When Indiana Governor Mike Pence signed the "Religious Freedom Restoration Act" last week, the entire state of Indiana came under the cross-hairs of a national debate over people's rights. Some people feel it protects the rights of people to believe what they want; others believe it enables people to cite their religious beliefs to discriminate against people who believe differently.
The controversy has led many businesses to begin cancelling events planned in the state of Indiana, and even to look elsewhere for business expansion. The NCAA has their corporate offices in Indianapolis, and this week has heard calls to move this week's Final Four from Indy. The logistics of that event make it nearly impossible to move on such short notice, but what about the future? NCAA president Mark Emmert told Gregg Doyel of the Indianapolis Star Monday that the NCAA has a decision to make.
"We're going to have to sit down and make judgments about whether or not (the RFRA) changes the environment for us doing our work, and us holding events. We're deeply committed to the whole notion of inclusion. We have a very diverse membership. We value that very, very highly. We've got to work in and we've got to host our events in an environment that makes that possible. ...
"We don't want to, because of political activity, disrupt an event that's been in the making for so long, (and now) you've changed the experience for the student-athletes. But if we have to move events, we'll do it."
They aren't going to act rashly, which means that this won't affect the Final Four this week.
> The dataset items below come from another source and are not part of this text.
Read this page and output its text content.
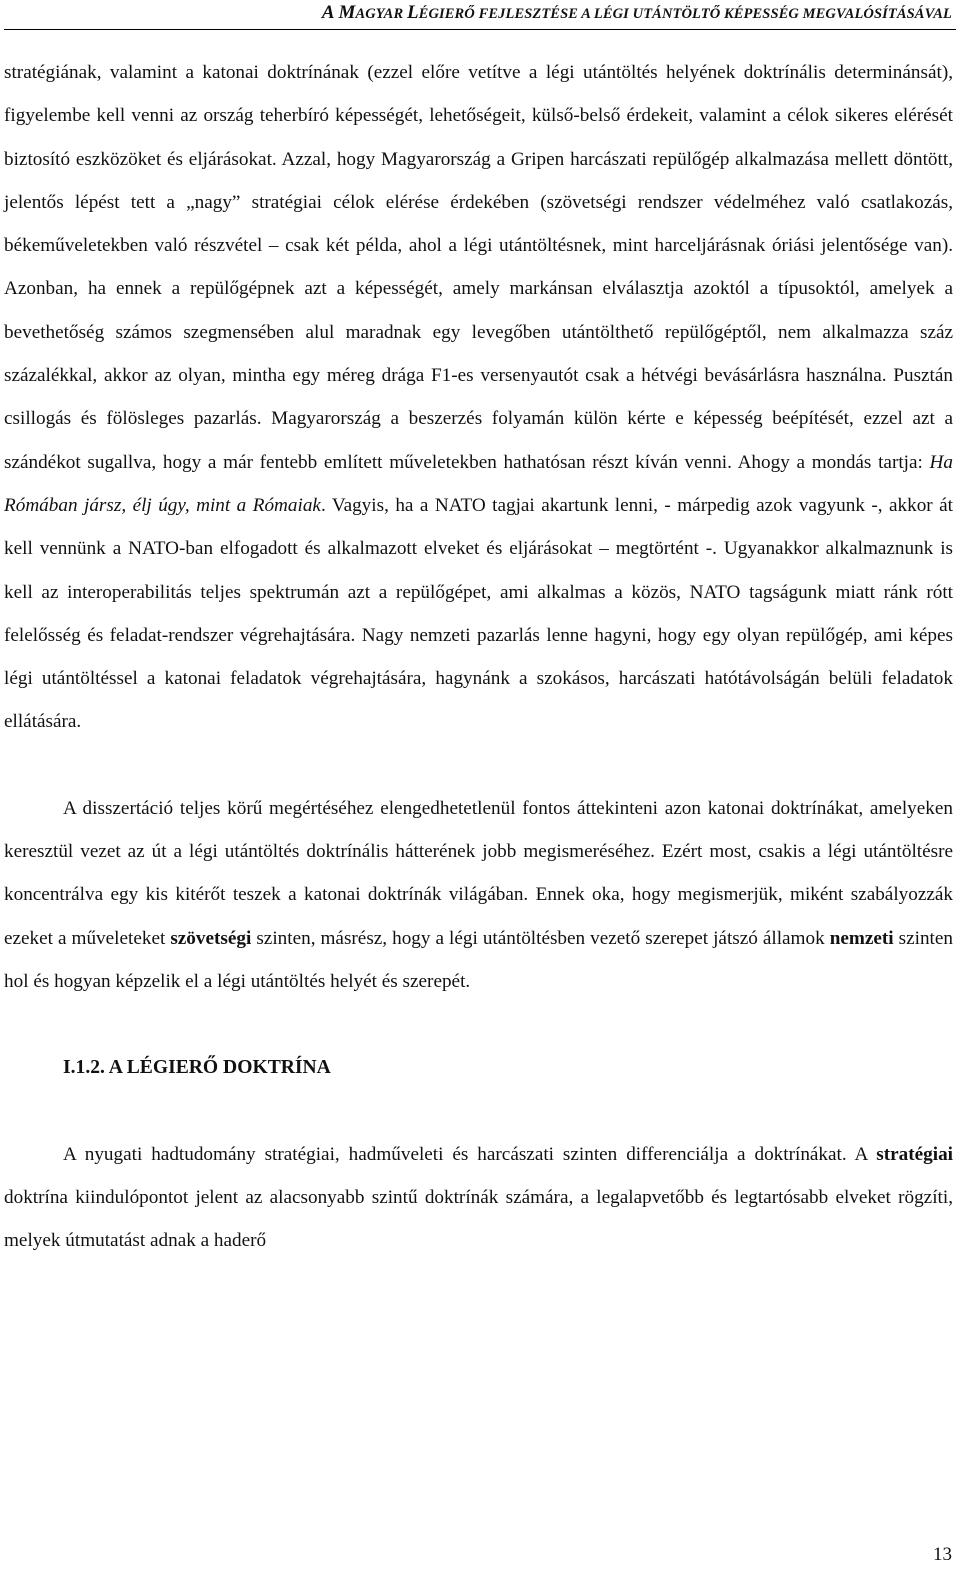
A MAGYAR LÉGIERŐ FEJLESZTÉSE A LÉGI UTÁNTÖLTŐ KÉPESSÉG MEGVALÓSÍTÁSÁVAL

stratégiának, valamint a katonai doktrínának (ezzel előre vetítve a légi utántöltés helyének doktrínális determinánsát), figyelembe kell venni az ország teherbíró képességét, lehetőségeit, külső-belső érdekeit, valamint a célok sikeres elérését biztosító eszközöket és eljárásokat. Azzal, hogy Magyarország a Gripen harcászati repülőgép alkalmazása mellett döntött, jelentős lépést tett a „nagy” stratégiai célok elérése érdekében (szövetségi rendszer védelméhez való csatlakozás, békeműveletekben való részvétel – csak két példa, ahol a légi utántöltésnek, mint harceljárásnak óriási jelentősége van). Azonban, ha ennek a repülőgépnek azt a képességét, amely markánsan elválasztja azoktól a típusoktól, amelyek a bevethetőség számos szegmensében alul maradnak egy levegőben utántölthető repülőgéptől, nem alkalmazza száz százalékkal, akkor az olyan, mintha egy méreg drága F1-es versenyautót csak a hétvégi bevásárlásra használna. Pusztán csillogás és fölösleges pazarlás. Magyarország a beszerzés folyamán külön kérte e képesség beépítését, ezzel azt a szándékot sugallva, hogy a már fentebb említett műveletekben hathatósan részt kíván venni. Ahogy a mondás tartja: Ha Rómában jársz, élj úgy, mint a Rómaiak. Vagyis, ha a NATO tagjai akartunk lenni, - márpedig azok vagyunk -, akkor át kell vennünk a NATO-ban elfogadott és alkalmazott elveket és eljárásokat – megtörtént -. Ugyanakkor alkalmaznunk is kell az interoperabilitás teljes spektrumán azt a repülőgépet, ami alkalmas a közös, NATO tagságunk miatt ránk rótt felelősség és feladat-rendszer végrehajtására. Nagy nemzeti pazarlás lenne hagyni, hogy egy olyan repülőgép, ami képes légi utántöltéssel a katonai feladatok végrehajtására, hagynánk a szokásos, harcászati hatótávolságán belüli feladatok ellátására.

A disszertáció teljes körű megértéséhez elengedhetetlenül fontos áttekinteni azon katonai doktrínákat, amelyeken keresztül vezet az út a légi utántöltés doktrínális hátterének jobb megismeréséhez. Ezért most, csakis a légi utántöltésre koncentrálva egy kis kitérőt teszek a katonai doktrínák világában. Ennek oka, hogy megismerjük, miként szabályozzák ezeket a műveleteket szövetségi szinten, másrész, hogy a légi utántöltésben vezető szerepet játszó államok nemzeti szinten hol és hogyan képzelik el a légi utántöltés helyét és szerepét.

I.1.2. A LÉGIERŐ DOKTRÍNA

A nyugati hadtudomány stratégiai, hadműveleti és harcászati szinten differenciálja a doktrínákat. A stratégiai doktrína kiindulópontot jelent az alacsonyabb szintű doktrínák számára, a legalapvetőbb és legtartósabb elveket rögzíti, melyek útmutatást adnak a haderő

13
But they are sending a message that this new law isn't acceptable to the NCAA, and that the NCAA is preparing to join the exodus from Indianapolis.
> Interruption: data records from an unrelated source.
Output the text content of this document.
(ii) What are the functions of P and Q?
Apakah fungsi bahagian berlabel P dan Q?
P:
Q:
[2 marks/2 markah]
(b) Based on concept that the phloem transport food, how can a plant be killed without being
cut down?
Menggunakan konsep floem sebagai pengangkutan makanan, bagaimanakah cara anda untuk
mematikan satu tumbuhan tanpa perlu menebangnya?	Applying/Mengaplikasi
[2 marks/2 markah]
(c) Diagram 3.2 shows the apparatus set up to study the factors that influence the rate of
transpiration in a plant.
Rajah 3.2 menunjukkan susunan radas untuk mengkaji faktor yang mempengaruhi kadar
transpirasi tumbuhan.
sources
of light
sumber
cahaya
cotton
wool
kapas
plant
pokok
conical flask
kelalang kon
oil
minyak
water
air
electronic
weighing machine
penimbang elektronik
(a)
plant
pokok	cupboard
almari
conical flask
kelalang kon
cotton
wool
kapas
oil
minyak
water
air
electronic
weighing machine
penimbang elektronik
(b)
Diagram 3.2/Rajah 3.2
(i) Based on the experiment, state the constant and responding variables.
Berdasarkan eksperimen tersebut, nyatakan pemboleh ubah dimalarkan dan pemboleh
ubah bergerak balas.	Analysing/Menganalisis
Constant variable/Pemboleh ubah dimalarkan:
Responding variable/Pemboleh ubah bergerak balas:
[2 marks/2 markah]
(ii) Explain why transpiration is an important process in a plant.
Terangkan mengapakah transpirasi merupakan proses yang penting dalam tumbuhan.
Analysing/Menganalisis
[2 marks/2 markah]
If that happens, certainly Big Ten commissioner Jim Delany will be close at hand, if not acting hand-in-hand. Indianapolis has hosted every Big Ten championship football game and is scheduled to host the Big Ten basketball tournaments next March. Those plans certainly are in doubt now, and you have to assume that contingency plans are probably being considered.
If the Big Ten football championship game has to move, Delany needs to first consider whether he's willing to play the game outdoors or not. The game is in December and scheduled for nighttime, which makes weather a concern. The only other domed stadiums in Big Ten territory are Detroit's Ford Field and arguably the Edward Jones Dome in St. Louis. Ford Field has been the home of the MAC Championship Game, held on the Friday night prior to the Big Ten game, which could present a logistical challenge. Other NFL stadiums certainly are available, though they are outdoors. I'd suggest that the Big Ten consider moving the game on campus of the higher ranked team, but the logistical issues of selling that number of tickets on a week's notice might be too difficult to accomplish.
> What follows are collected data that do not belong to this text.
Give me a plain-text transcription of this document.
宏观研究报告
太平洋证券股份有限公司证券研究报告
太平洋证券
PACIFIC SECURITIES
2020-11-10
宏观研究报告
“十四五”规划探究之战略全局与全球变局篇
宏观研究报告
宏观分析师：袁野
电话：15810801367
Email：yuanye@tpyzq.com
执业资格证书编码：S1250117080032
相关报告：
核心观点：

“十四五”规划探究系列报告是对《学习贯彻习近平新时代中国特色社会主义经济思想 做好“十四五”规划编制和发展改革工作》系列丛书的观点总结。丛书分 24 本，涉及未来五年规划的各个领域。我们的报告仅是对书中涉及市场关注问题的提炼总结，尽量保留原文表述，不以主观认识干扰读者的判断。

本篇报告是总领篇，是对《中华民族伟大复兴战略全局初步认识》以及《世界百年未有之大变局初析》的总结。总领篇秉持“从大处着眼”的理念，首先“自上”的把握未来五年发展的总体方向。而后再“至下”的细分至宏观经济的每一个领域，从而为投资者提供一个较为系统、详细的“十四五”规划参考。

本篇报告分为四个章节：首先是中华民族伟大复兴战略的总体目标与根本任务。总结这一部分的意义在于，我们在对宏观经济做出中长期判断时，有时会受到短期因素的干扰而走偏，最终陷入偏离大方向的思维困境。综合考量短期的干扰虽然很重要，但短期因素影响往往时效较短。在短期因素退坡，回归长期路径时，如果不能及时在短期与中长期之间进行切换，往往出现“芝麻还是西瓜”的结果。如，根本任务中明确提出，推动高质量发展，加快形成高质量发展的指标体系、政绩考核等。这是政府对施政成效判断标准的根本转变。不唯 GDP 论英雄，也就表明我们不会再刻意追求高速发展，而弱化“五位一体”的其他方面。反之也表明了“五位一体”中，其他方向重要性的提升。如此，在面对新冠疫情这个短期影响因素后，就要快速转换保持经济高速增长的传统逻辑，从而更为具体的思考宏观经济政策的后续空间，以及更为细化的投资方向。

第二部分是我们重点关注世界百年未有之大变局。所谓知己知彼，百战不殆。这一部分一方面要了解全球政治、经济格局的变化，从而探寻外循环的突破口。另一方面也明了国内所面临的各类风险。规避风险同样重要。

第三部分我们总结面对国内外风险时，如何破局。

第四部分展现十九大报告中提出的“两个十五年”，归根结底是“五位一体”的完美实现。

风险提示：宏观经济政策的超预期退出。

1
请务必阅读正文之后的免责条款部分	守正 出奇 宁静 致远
Basketball has even greater logistical challenges, as it's a five day tournament as opposed to a single day event. Most arenas have NBA or NHL teams that would make them unavailable to the Big Ten for a week. With enough notice, the pro leagues could certainly schedule road trips, but with less than a year to plan, it may be too late to coordinate these changes for 2016. Except for Detroit's Ford Field, that would seem to eliminate most of the existing arenas in Big Ten territory except for campus facilities, such as Ohio State's Value City Arena.
Except for one: Omaha's CenturyLink Center. Omaha surprised the Big Ten last year with strong bid for a future Big Ten basketball tournament. It's comparable in size with the Banker's Life Fieldhouse in Indiana, and the Big Ten learned just how interested Omaha can be for B1G events last spring when the baseball tournament obliterated the attendance record in just the first day. The NCAA thinks enough of Omaha's CenturyLink Center that they awarded Omaha the 2017 Midwest Regional. Not the first weekend of the tournament...the Sweet Sixteen second weekend of the tournament.
Most importantly for Omaha and the Big Ten, it should be available. There are no high school basketball tournaments, professional teams or college tournaments to conflict with. UNO hockey is moving across town to a campus facility (which might be able to host the women's tournament, depending on the schedule), and Creighton will be off at the Big East tournament.
Not only would I not be surprised if the Big Ten were to say they were considering moving the basketball tournament, I would be shocked if the Big Ten hadn't already privately contacted organizers in Omaha about making sure those dates are available, should the Big Ten need to make a move. I don't think that's the Big Ten's preferred option, but they likely want to make sure they have their backup plan lined up.
Disclaimer: This topic isn't about the RFRA, but rather the effects of it. We're not discussing the right or wrong of the law, but rather, what will the effect be on sporting events.